Vanilla LatteAncora un rinvio per i due italiani in carcere in India

Nuovo, ennesimo, rinvio nella lunga via crucis giudiziaria di Tomaso Bruno ed Elisabetta Boncompagni, ovvero "gli altri due italiani" detenuti in India, oltre ai fucilieri di Marina Salvatore Giron...

Nuovo, ennesimo, rinvio nella lunga via crucis giudiziaria di Tomaso Bruno ed Elisabetta Boncompagni, ovvero “gli altri due italiani” detenuti in India, oltre ai fucilieri di Marina Salvatore Girone e Massimiliano La Torre al centro di un caso diplomatico internazionale. Una vicenda parallela a quella dei marò – un po’ sparita dai media nazionali, ma tuttora irrisolta – che fin dall’inizio ha mobilitato buona parte della città di Albenga, in provincia di Savona, dove la questione viene seguita con molta apprensione.

Qui, infatti, risiedono i familiari, gli amici e i conoscenti di Tomaso Bruno, per tutti “Tommy”, 29enne ingauno, da inizio 2010 rinchiuso in un carcere a Varanasi, città indiana sulla riva del Gange nello stato federato dell’Uttar Pradesh, con l’accusa di omicidio. Tomaso, prima ancora di Girone e La Torre, ha avuto la sfortuna di conoscere direttamente, sulla propria pelle, il sistema giudiziario indiano. Per le autorità locali, Bruno e l’amica e connazionale Elisabetta Boncompagni (anche lei in cella), da sempre professatisi innocenti, sarebbero i responsabili della morte di Francesco Montis, amico di entrambi, deceduto il 4 febbraio 2010 nella stanza di un albergo in circostanze ancora da chiarire.

A nulla sono serviti, ad oggi, gli sforzi compiuti fin dal primo giorno dai diretti interessati, dai legali in Italia e in India, dai familiari, dagli amici e dalle istituzioni, per dimostrare l’innocenza dei due ragazzi – sostenuta finanche dai genitori dello stesso Montis – ma anche per chiedere, con tutti i riguardi e la sensibilità del caso, lo svolgimento di un regolare e giusto processo. Lo stesso è valso per le lacune emerse nella gestione del caso e nella ricostruzione dei fatti avvenuti da parte delle autorità indiane: nonostante l’assenza di prove certe e la presenza di una controperizia che ha letteralmente smontato la tesi dell’accusa, constatando la morte del giovane per asfissia e non per strangolamento, e nonostante un processo al limite del kafkiano tra udienze rimandate più volte per le motivazioni più assurde – ferie del giudice, sciopero del pm, motivi religiosi – e contraddizioni dell’impianto accusatorio, Tomaso ed Elisabetta, da quasi 1300 giorni dietro le sbarre a quasi novemila chilometri di distanza da casa, sono stati condannati all’ergastolo. Nessun rimpatrio. Nessuna cauzione. Nemmeno la possibilità di telefonare in Italia.

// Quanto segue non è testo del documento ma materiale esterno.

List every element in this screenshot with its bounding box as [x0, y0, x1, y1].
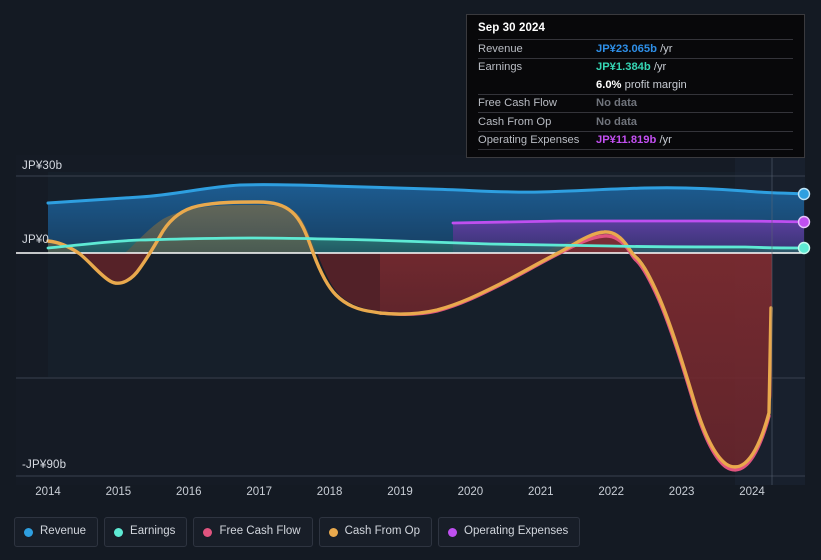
tooltip-rows: Revenue JP¥23.065b /yr Earnings JP¥1.384b /…: [478, 39, 793, 149]
tooltip-row: 6.0% profit margin: [478, 76, 793, 94]
x-axis-tick-2014: 2014: [35, 486, 61, 498]
x-axis-tick-2019: 2019: [387, 486, 413, 498]
x-axis-tick-2017: 2017: [246, 486, 272, 498]
y-axis-label-zero: JP¥0: [22, 234, 50, 246]
tooltip-row-amount: JP¥11.819b: [596, 134, 657, 147]
legend-item-revenue[interactable]: Revenue: [14, 517, 99, 547]
x-axis-tick-2015: 2015: [105, 486, 132, 498]
x-axis-tick-2018: 2018: [316, 486, 343, 498]
tooltip-row-amount: 6.0%: [596, 78, 622, 91]
tooltip-row-unit: profit margin: [621, 78, 687, 91]
tooltip-row-value: 6.0% profit margin: [596, 79, 687, 91]
financial-chart-widget: JP¥30b JP¥0 -JP¥90b 2014 2015 2016 2017 2018…: [0, 0, 821, 560]
legend-color-dot-icon: [203, 527, 213, 537]
legend-item-operating-expenses[interactable]: Operating Expenses: [438, 517, 581, 547]
legend-item-free-cash-flow[interactable]: Free Cash Flow: [193, 517, 313, 547]
tooltip-row-value: JP¥1.384b /yr: [596, 61, 666, 73]
chart-svg: [16, 155, 811, 485]
tooltip-row-unit: /yr: [650, 61, 667, 74]
chart-tooltip: Sep 30 2024 Revenue JP¥23.065b /yr Earning…: [466, 14, 805, 158]
legend-item-label: Operating Expenses: [464, 525, 569, 538]
chart-plot-area[interactable]: [0, 155, 821, 485]
tooltip-row-unit: /yr: [656, 42, 673, 55]
legend-item-label: Earnings: [130, 525, 176, 538]
legend-color-dot-icon: [328, 527, 338, 537]
x-axis-tick-2023: 2023: [668, 486, 695, 498]
legend-item-label: Revenue: [40, 525, 87, 538]
y-axis-label-top: JP¥30b: [22, 160, 63, 172]
legend-item-label: Cash From Op: [344, 525, 421, 538]
tooltip-row-label: Earnings: [478, 61, 523, 74]
tooltip-row: Revenue JP¥23.065b /yr: [478, 39, 793, 58]
legend-color-dot-icon: [24, 527, 33, 537]
tooltip-row-label: Revenue: [478, 42, 523, 55]
legend-item-earnings[interactable]: Earnings: [104, 517, 188, 547]
chart-legend[interactable]: Revenue Earnings Free Cash Flow Cash From O…: [14, 517, 581, 547]
tooltip-row-label: Free Cash Flow: [478, 97, 557, 110]
tooltip-date: Sep 30 2024: [478, 22, 545, 34]
tooltip-row: Earnings JP¥1.384b /yr: [478, 57, 793, 77]
x-axis: 2014 2015 2016 2017 2018 2019 2020 2021 2022 2023…: [0, 486, 821, 506]
tooltip-row: Free Cash Flow No data: [478, 93, 793, 113]
x-axis-tick-2022: 2022: [598, 486, 624, 498]
x-axis-tick-2021: 2021: [528, 486, 554, 498]
legend-color-dot-icon: [114, 527, 124, 537]
tooltip-row-amount: JP¥23.065b: [596, 42, 657, 55]
tooltip-row-value: No data: [596, 116, 637, 128]
tooltip-row: Operating Expenses JP¥11.819b /yr: [478, 130, 793, 150]
tooltip-row-amount: No data: [596, 115, 638, 128]
x-axis-tick-2024: 2024: [739, 486, 765, 498]
y-axis-label-bottom: -JP¥90b: [22, 459, 67, 471]
endpoint-marker-revenue: [797, 187, 811, 201]
tooltip-row-value: No data: [596, 97, 637, 109]
x-axis-tick-2020: 2020: [457, 486, 484, 498]
tooltip-row-label: Cash From Op: [478, 115, 552, 128]
legend-item-cash-from-op[interactable]: Cash From Op: [318, 517, 433, 547]
legend-color-dot-icon: [448, 527, 458, 537]
tooltip-row-label: Operating Expenses: [478, 134, 580, 147]
x-axis-tick-2016: 2016: [176, 486, 202, 498]
tooltip-row: Cash From Op No data: [478, 112, 793, 131]
tooltip-row-value: JP¥23.065b /yr: [596, 43, 673, 55]
legend-item-label: Free Cash Flow: [219, 525, 301, 538]
endpoint-marker-earnings: [797, 241, 811, 255]
tooltip-footer-rule: [478, 149, 793, 152]
endpoint-marker-operating-expenses: [797, 215, 811, 229]
tooltip-row-value: JP¥11.819b /yr: [596, 134, 672, 146]
tooltip-row-unit: /yr: [656, 134, 672, 147]
tooltip-row-amount: No data: [596, 97, 638, 110]
tooltip-row-amount: JP¥1.384b: [596, 61, 651, 74]
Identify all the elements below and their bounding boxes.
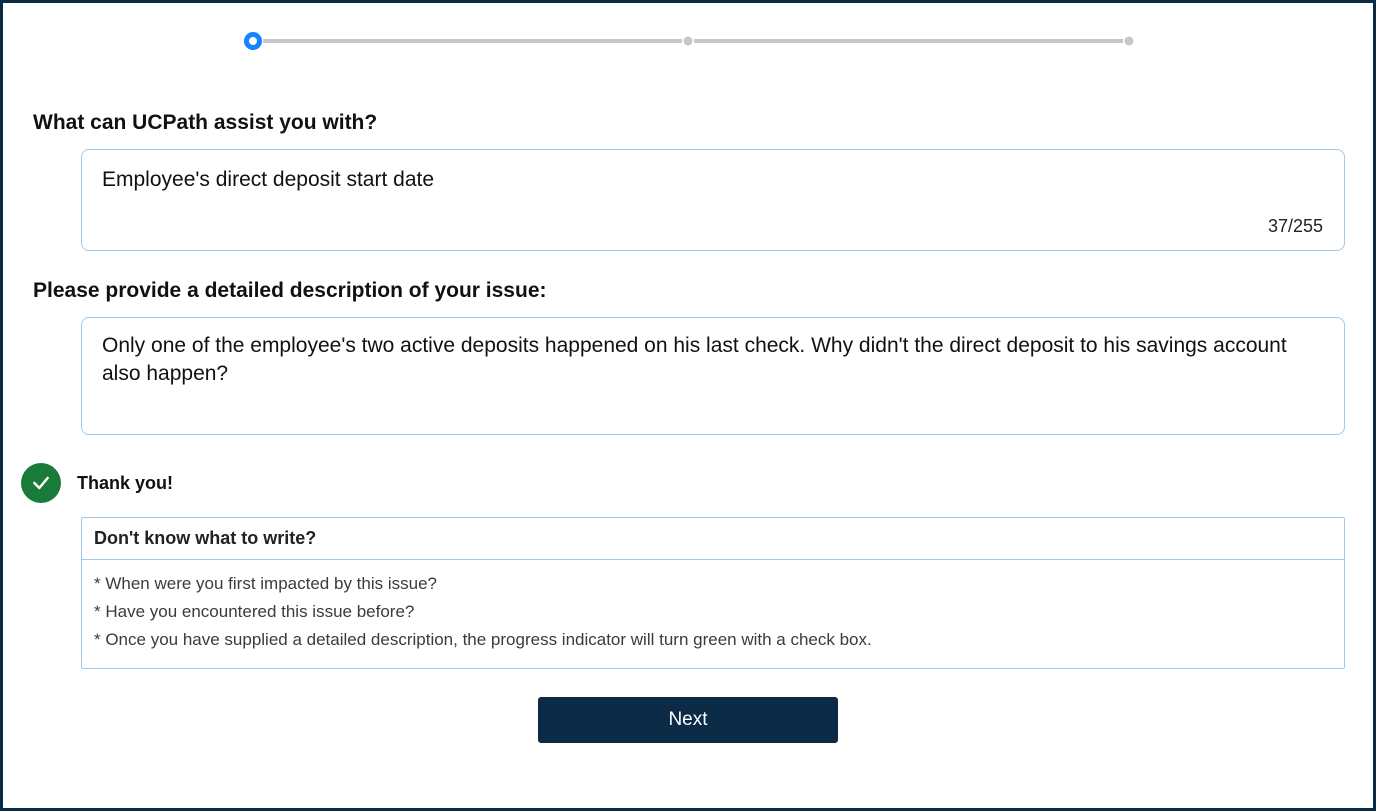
footer-actions: Next — [31, 697, 1345, 743]
progress-indicator — [241, 31, 1135, 51]
thank-you-row: Thank you! — [21, 463, 1345, 503]
progress-track-segment — [694, 39, 1123, 43]
progress-track-segment — [263, 39, 682, 43]
hint-panel: Don't know what to write? * When were yo… — [81, 517, 1345, 669]
hint-body: * When were you first impacted by this i… — [82, 560, 1344, 668]
progress-step-1-active — [244, 32, 262, 50]
hint-line: * When were you first impacted by this i… — [94, 570, 1332, 598]
hint-header: Don't know what to write? — [82, 518, 1344, 560]
subject-char-counter: 37/255 — [1268, 216, 1323, 237]
description-input[interactable]: Only one of the employee's two active de… — [81, 317, 1345, 435]
subject-input[interactable]: Employee's direct deposit start date — [81, 149, 1345, 251]
progress-step-2 — [684, 37, 693, 46]
subject-label: What can UCPath assist you with? — [33, 111, 1345, 135]
description-label: Please provide a detailed description of… — [33, 279, 1345, 303]
thank-you-text: Thank you! — [77, 473, 173, 494]
subject-field-block: What can UCPath assist you with? Employe… — [31, 111, 1345, 251]
checkmark-icon — [21, 463, 61, 503]
progress-step-3 — [1125, 37, 1134, 46]
description-field-block: Please provide a detailed description of… — [31, 279, 1345, 435]
next-button[interactable]: Next — [538, 697, 838, 743]
hint-line: * Once you have supplied a detailed desc… — [94, 626, 1332, 654]
hint-line: * Have you encountered this issue before… — [94, 598, 1332, 626]
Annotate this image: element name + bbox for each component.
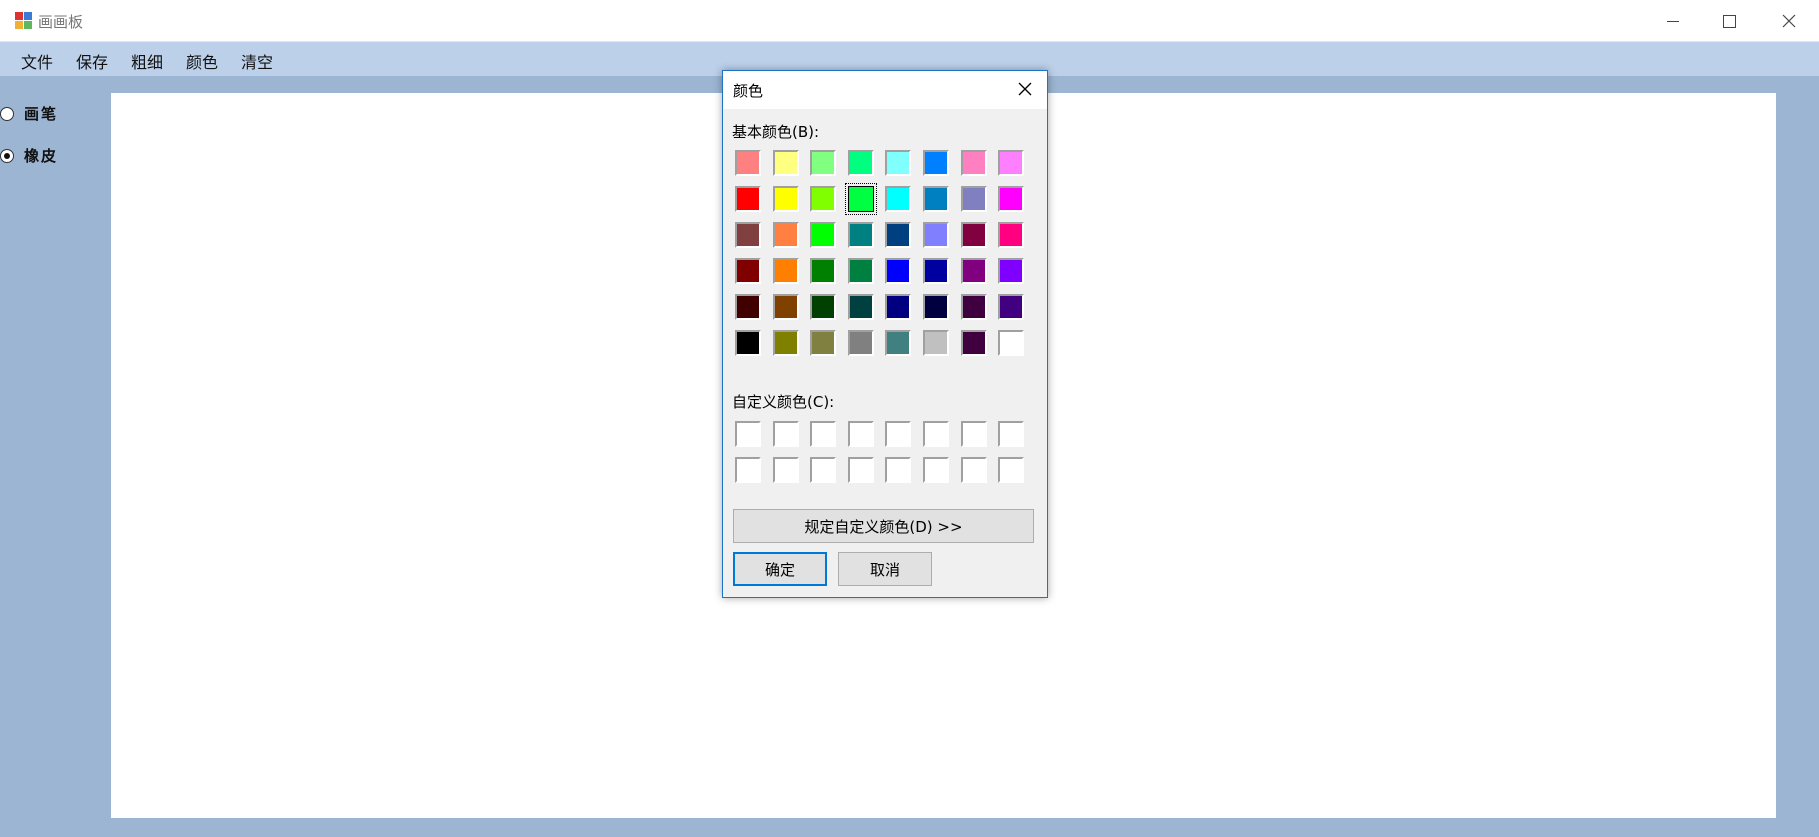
basic-color-swatch-33[interactable] — [772, 294, 799, 320]
custom-color-swatch-11[interactable] — [847, 457, 874, 483]
basic-color-swatch-46[interactable] — [960, 330, 987, 356]
basic-color-swatch-10[interactable] — [810, 186, 837, 212]
basic-color-swatch-29[interactable] — [923, 258, 949, 284]
basic-color-swatch-16[interactable] — [735, 222, 761, 248]
custom-color-swatch-12[interactable] — [885, 457, 912, 483]
custom-color-swatch-14[interactable] — [960, 457, 987, 483]
menu-clear[interactable]: 清空 — [241, 49, 273, 73]
basic-color-swatch-43[interactable] — [847, 330, 874, 356]
custom-color-swatch-15[interactable] — [998, 457, 1025, 483]
basic-color-swatch-12[interactable] — [885, 186, 912, 212]
custom-color-swatch-2[interactable] — [810, 421, 837, 447]
eraser-tool-option[interactable]: 橡皮 — [0, 145, 58, 166]
close-icon — [1782, 14, 1796, 28]
basic-color-swatch-25[interactable] — [772, 258, 799, 284]
basic-color-swatch-27[interactable] — [847, 258, 874, 284]
basic-color-swatch-38[interactable] — [960, 294, 987, 320]
menu-color[interactable]: 颜色 — [186, 49, 218, 73]
basic-color-swatch-8[interactable] — [735, 186, 761, 212]
custom-color-swatch-3[interactable] — [847, 421, 874, 447]
basic-color-swatch-26[interactable] — [810, 258, 837, 284]
close-button[interactable] — [1760, 0, 1818, 42]
minimize-button[interactable] — [1644, 0, 1702, 42]
eraser-label: 橡皮 — [24, 147, 59, 165]
basic-color-swatch-39[interactable] — [998, 294, 1025, 320]
basic-color-swatch-30[interactable] — [960, 258, 987, 284]
maximize-button[interactable] — [1700, 0, 1758, 42]
custom-color-swatch-5[interactable] — [923, 421, 949, 447]
menu-file[interactable]: 文件 — [21, 49, 53, 73]
pen-radio[interactable] — [0, 106, 14, 121]
basic-color-swatch-32[interactable] — [735, 294, 761, 320]
basic-color-swatch-5[interactable] — [923, 150, 949, 176]
basic-color-swatch-34[interactable] — [810, 294, 837, 320]
basic-color-swatch-11[interactable] — [844, 183, 877, 215]
basic-color-swatch-24[interactable] — [735, 258, 761, 284]
eraser-radio[interactable] — [0, 148, 14, 163]
define-custom-colors-button[interactable]: 规定自定义颜色(D) >> — [733, 509, 1034, 543]
minimize-icon — [1667, 20, 1679, 22]
dialog-title-bar: 颜色 — [723, 71, 1047, 109]
cancel-button[interactable]: 取消 — [838, 552, 932, 586]
basic-color-swatch-31[interactable] — [998, 258, 1025, 284]
menu-thickness[interactable]: 粗细 — [131, 49, 163, 73]
basic-color-swatch-13[interactable] — [923, 186, 949, 212]
basic-color-swatch-3[interactable] — [847, 150, 874, 176]
basic-color-swatch-44[interactable] — [885, 330, 912, 356]
dialog-title: 颜色 — [733, 82, 764, 100]
color-dialog: 颜色 基本颜色(B): 自定义颜色(C): 规定自定义颜色(D) >> 确定 取… — [722, 70, 1048, 598]
maximize-icon — [1722, 14, 1736, 28]
basic-color-swatch-1[interactable] — [772, 150, 799, 176]
basic-color-swatch-23[interactable] — [998, 222, 1025, 248]
basic-color-swatch-15[interactable] — [998, 186, 1025, 212]
custom-color-swatch-10[interactable] — [810, 457, 837, 483]
basic-color-swatch-22[interactable] — [960, 222, 987, 248]
custom-colors-label: 自定义颜色(C): — [732, 393, 835, 411]
window-title: 画画板 — [38, 13, 84, 31]
dialog-close-button[interactable] — [1013, 77, 1037, 101]
custom-color-swatch-1[interactable] — [772, 421, 799, 447]
basic-color-swatch-28[interactable] — [885, 258, 912, 284]
custom-color-swatch-0[interactable] — [735, 421, 761, 447]
basic-color-swatch-18[interactable] — [810, 222, 837, 248]
basic-color-swatch-20[interactable] — [885, 222, 912, 248]
basic-color-swatch-47[interactable] — [998, 330, 1025, 356]
basic-color-swatch-0[interactable] — [735, 150, 761, 176]
menu-save[interactable]: 保存 — [76, 49, 108, 73]
basic-color-swatch-42[interactable] — [810, 330, 837, 356]
custom-color-swatch-8[interactable] — [735, 457, 761, 483]
basic-color-swatch-19[interactable] — [847, 222, 874, 248]
custom-color-swatch-13[interactable] — [923, 457, 949, 483]
basic-color-swatch-45[interactable] — [923, 330, 949, 356]
basic-color-swatch-35[interactable] — [847, 294, 874, 320]
basic-color-swatch-14[interactable] — [960, 186, 987, 212]
ok-button[interactable]: 确定 — [733, 552, 827, 586]
pen-tool-option[interactable]: 画笔 — [0, 103, 58, 124]
basic-color-swatch-41[interactable] — [772, 330, 799, 356]
basic-color-swatch-9[interactable] — [772, 186, 799, 212]
basic-color-swatch-36[interactable] — [885, 294, 912, 320]
close-icon — [1018, 82, 1032, 96]
basic-color-swatch-37[interactable] — [923, 294, 949, 320]
custom-color-swatch-6[interactable] — [960, 421, 987, 447]
title-bar: 画画板 — [0, 0, 1819, 42]
custom-color-swatch-9[interactable] — [772, 457, 799, 483]
basic-color-swatch-2[interactable] — [810, 150, 837, 176]
basic-color-swatch-40[interactable] — [735, 330, 761, 356]
pen-label: 画笔 — [24, 105, 59, 123]
basic-colors-label: 基本颜色(B): — [732, 123, 820, 141]
custom-color-swatch-4[interactable] — [885, 421, 912, 447]
basic-color-swatch-6[interactable] — [960, 150, 987, 176]
basic-color-swatch-4[interactable] — [885, 150, 912, 176]
custom-color-swatch-7[interactable] — [998, 421, 1025, 447]
basic-color-swatch-21[interactable] — [923, 222, 949, 248]
app-icon — [15, 12, 33, 30]
basic-color-swatch-7[interactable] — [998, 150, 1025, 176]
basic-color-swatch-17[interactable] — [772, 222, 799, 248]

Una sentenza durissima, per i due giovani connazionali. Una storia tanto triste quanto angosciante che ha messo in risalto tutti i limiti di un sistema giudiziario, che fa quasi rimpiangere quello italiano, non certo perfetto, e che, purtroppo, non smette di stupire. In negativo, naturalmente. Perché anche gli episodi più recenti, legati al ricorso in appello alla Corte Suprema indiana, non sono proprio rassicuranti: è notizia del 3 settembre, riportata dalla sezione in inglese dell’ANSA, che la corte abbia deciso per un ulteriore rinvio per i due italiani.

Non si contano, ormai, le volte in cui, nonostante la presenza di una data (apparentemente) certa e prefissata, tutto è stato rimandato a data da destinarsi. La motivazione, questa volta, è poiché “the prosecutor’s failure to show up in court”. Ovvero, per il mancato arrivo del pubblico ministero in tribunale. L’udienza prevista, e attesa da tempo da parte di amici e familiari (compresi i genitori di Tommaso ed Elisabetta, Luigi Euro Bruno e Romano Boncompagni, volati fino in India), è durata solo pochi minuti, sotto gli occhi dell’ambasciatore italiano a Nuova Dehli, Daniele Mancini, e del suo staff. Si protrae così il lungo e tortuoso percorso giudiziario affrontato dai due giovani italiani: per l’avvocato della difesa, Ranjeeta Rohatgi, la richiesta, obbligata, di fissare una nuova data, possibilmente in tempo utile.